Bessent is being highly selective in his attempts to pin the blame on Biden – and he knows it. What the White House is less forthcoming about is that Trump's tax plans also played a major part in its decision with Moody's warning that the outlook for US finances was becoming bleaker.
'The US's fiscal performance is likely to deteriorate relative to its own past and compared to other highly rated sovereigns,' it said amid forecasts that Trump's massive tax and spending bill will add trillions to the federal debt over the coming years.
Nor can Bessent blithely brush off the downgrade as inconsequential. A triple-A credit rating is the gold standard and regardless of the extent to which previous administrations are to blame, its removal is a damning indictment of Trump's reckless plans and one that is likely to prove hugely costly.
Although the US still has one of the highest credit ratings in the world, the downgrade means that US government debt is now seen as higher risk, leaving Washington to confront the very real and immediate possibility that it will have to pay higher interest rates on future borrowing, further exacerbating its financial squeeze.
The S&P 500 and the Nasdaq fell as much as 1.1pc and 1.4pc respectively at the start of trading on Monday. The US dollar meanwhile slid 0.9pc against a basket of its peers including the pound and the euro, but the most notable feature of the reaction from investors was in the bond markets.
A sharp sell-off in US government debt pushed the yield on 30-year Treasuries above 5pc leaving long-term borrowing costs at their highest level since late 2023, compared to rates as low as 1.2pc just five years ago. Ten-year rates – the yield that Bessent insists he and Trump are most focused on as a gauge of America's economic health – are creeping back that way too.
Pooja Kumra, at TD Securities, described the reaction as 'another warning for a US administration already on bond vigilante alert'.
Markets are right to be nervous. America's national debt has been consistently rising over the past two decades, leaving borrowings at an eye-watering $36 trillion (£27 trillion), and the federal budget deficit sitting at close to $2 trillion a year – equivalent to more than 6pc of gross domestic product.
Trump's plans to extend his 2017 Tax Cuts and Jobs Act will add $4 trillion to the deficit over the next decade, or nearly 9pc of GDP by 2035, Moody's calculates. At the same time, higher debt interest costs and low tax revenue will push US federal government debt to 134pc of GDP over the same period, a big jump up from 98pc last year.
A 5pc yield on 30-year US government bonds is significant.
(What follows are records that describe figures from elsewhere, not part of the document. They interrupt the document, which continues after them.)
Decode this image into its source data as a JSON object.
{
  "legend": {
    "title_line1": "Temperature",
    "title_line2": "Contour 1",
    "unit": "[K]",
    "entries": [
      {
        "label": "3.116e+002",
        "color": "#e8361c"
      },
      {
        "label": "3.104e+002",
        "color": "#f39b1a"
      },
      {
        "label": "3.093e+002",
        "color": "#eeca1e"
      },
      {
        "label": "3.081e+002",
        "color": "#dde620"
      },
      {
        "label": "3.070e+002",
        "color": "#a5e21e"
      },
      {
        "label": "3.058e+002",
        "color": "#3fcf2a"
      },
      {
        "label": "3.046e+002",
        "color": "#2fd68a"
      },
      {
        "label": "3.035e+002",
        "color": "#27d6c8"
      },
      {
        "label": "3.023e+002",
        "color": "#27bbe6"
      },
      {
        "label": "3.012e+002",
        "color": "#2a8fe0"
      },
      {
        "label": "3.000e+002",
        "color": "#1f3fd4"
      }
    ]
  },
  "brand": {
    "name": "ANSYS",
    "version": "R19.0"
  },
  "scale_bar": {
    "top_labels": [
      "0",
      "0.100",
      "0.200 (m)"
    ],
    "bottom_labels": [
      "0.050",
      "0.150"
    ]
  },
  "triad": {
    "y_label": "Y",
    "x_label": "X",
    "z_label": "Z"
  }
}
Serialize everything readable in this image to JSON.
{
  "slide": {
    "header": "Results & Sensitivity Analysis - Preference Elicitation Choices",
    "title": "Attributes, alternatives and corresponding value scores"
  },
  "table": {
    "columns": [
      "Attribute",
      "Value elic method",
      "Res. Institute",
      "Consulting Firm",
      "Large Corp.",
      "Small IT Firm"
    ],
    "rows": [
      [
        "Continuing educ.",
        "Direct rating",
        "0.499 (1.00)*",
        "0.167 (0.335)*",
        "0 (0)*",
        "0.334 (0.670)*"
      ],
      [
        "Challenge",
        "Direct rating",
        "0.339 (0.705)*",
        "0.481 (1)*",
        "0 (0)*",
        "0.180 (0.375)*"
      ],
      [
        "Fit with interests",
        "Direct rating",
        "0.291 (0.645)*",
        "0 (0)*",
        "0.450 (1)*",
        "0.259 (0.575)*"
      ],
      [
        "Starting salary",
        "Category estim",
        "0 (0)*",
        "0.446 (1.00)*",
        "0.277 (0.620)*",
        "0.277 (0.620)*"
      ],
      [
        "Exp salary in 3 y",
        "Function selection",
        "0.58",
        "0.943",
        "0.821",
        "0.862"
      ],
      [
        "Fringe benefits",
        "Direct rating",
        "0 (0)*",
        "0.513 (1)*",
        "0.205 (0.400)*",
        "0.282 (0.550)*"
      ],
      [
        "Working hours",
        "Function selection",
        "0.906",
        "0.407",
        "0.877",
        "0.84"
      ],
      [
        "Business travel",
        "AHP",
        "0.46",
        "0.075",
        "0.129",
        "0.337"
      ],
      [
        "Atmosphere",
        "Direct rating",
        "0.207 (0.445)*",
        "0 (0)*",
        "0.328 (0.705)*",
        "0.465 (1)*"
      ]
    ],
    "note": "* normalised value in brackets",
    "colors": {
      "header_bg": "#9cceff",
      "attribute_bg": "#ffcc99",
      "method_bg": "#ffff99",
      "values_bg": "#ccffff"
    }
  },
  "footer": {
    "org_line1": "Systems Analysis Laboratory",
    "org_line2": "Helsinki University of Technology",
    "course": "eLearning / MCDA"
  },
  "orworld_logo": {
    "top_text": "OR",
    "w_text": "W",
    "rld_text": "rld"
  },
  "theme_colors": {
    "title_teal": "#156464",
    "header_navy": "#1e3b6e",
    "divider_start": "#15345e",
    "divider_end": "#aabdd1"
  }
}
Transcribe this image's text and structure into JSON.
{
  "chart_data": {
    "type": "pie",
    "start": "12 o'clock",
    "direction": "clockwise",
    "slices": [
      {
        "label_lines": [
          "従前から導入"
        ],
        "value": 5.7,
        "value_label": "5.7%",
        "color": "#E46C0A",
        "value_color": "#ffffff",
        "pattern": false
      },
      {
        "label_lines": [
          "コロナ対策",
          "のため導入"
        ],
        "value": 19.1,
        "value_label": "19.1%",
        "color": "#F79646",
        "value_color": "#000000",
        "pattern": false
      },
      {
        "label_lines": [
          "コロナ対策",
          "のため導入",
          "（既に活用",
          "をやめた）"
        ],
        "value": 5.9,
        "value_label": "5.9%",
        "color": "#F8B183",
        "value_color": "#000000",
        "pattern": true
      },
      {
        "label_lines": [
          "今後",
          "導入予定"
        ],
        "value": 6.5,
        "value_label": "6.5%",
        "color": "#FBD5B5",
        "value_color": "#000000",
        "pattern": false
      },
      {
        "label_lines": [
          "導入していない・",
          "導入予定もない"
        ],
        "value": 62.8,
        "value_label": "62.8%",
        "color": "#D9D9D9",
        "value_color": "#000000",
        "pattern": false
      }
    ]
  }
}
As Deutsche Bank strategists point out, 'we are now reaching yield levels that previously seemed to trigger sensitivity from the US administration'.
The last time they reached such heights, Trump announced a 90-day pause on reciprocal tariffs, acknowledging that it was because investors were getting 'yippy' and 'afraid' – proof he is capable of behaving rationally after all.
As veteran asset manager Stephen Jen, of Eurizon SLJ Capital, has argued, it may be necessary to have a repeat of what happened to Truss 'to force everyone' in the White House 'to do the right thing' again.
Having already been forced into one embarrassing about-turn, the question is whether Trump can afford to reverse course a second time. Ultimately, however, it may be that the US economy can't afford for him not to.